In November, the National Cancer Institute announced it was stopping
the $250 million National Lung Screening Trial, which was testing the approach in 53,500 men and women in 33 sites across the United States, when it became clear the scans could slash the death rate by a stunning 20 percent compared with old-fashioned chest X-rays.
Even though many hospitals and radiology practices can do CT scans because they offer them for other purposes, officials said that more analysis was needed to answer many questions, including precisely who might benefit and under what conditions.
The scans produced false alarms in about 40 percent of cases in the study.
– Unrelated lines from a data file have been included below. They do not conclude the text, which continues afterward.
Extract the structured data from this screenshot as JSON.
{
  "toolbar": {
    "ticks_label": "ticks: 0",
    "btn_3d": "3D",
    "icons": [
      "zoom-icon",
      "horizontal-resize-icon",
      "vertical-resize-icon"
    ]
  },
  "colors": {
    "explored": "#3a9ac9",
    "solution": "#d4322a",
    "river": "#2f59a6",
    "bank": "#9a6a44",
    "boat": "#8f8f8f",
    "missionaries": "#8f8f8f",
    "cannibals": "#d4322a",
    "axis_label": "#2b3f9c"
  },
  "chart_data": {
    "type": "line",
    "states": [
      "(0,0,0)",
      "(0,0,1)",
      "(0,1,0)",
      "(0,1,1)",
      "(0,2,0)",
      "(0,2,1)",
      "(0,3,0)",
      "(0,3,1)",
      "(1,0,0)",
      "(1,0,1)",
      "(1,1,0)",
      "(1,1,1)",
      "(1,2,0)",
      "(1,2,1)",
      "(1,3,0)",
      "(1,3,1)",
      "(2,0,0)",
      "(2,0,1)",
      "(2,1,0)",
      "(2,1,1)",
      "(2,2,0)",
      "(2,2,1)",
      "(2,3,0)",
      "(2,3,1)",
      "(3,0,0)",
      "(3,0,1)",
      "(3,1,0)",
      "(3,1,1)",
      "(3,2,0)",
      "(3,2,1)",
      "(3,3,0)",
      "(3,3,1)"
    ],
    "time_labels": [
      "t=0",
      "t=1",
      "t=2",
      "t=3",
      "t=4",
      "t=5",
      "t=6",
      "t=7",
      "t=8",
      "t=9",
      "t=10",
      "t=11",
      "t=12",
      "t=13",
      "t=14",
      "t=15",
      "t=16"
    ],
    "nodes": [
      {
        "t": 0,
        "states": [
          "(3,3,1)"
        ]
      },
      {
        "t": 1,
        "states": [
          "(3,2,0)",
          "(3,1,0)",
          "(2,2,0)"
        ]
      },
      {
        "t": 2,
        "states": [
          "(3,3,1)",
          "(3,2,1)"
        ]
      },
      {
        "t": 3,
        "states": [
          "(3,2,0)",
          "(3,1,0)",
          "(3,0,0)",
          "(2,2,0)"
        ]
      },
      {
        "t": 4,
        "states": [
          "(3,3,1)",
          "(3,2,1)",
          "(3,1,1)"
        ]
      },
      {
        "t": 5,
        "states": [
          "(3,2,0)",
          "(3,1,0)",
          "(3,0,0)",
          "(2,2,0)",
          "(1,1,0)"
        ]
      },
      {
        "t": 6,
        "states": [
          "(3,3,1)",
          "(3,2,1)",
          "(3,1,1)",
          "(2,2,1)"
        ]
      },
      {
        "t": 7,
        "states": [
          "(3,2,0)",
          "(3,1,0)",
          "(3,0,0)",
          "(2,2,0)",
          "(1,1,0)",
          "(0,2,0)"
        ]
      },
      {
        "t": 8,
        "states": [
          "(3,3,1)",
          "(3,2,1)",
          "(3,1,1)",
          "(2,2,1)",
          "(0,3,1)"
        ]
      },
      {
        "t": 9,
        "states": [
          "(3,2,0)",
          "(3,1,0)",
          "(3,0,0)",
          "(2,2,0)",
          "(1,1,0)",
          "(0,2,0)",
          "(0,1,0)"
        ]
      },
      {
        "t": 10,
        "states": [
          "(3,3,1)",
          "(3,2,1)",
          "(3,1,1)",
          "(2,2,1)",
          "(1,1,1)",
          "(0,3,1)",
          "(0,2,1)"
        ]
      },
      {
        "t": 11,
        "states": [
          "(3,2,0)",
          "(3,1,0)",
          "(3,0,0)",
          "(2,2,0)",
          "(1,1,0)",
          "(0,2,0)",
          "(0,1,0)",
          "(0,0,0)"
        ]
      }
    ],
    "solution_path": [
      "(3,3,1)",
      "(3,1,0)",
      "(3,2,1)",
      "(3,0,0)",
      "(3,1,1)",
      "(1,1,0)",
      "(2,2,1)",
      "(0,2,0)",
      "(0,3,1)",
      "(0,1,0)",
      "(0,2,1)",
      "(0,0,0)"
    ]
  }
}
While screening saved 88 lives among the trial participants, 16 patients died from apparent complications from follow-up procedures, including six who did not have cancer.
“Screening for lung cancer saves lives, but it is a double-edged sword,” said Otis W. Brawley, the American Cancer Society’s chief medical and scientific officer. “There’s a huge benefit, but there’s also a documented risk and a documented harm.”
Leading medical groups are urging doctors to wait until experts carefully review the findings. They also want the results of a federally funded cost-benefit analysis, which is underway. Insurers, including the government’s powerful and influential Centers for Medicare and Medicaid Services, say they will review the outcomes of those deliberations before deciding whether to pay for scans.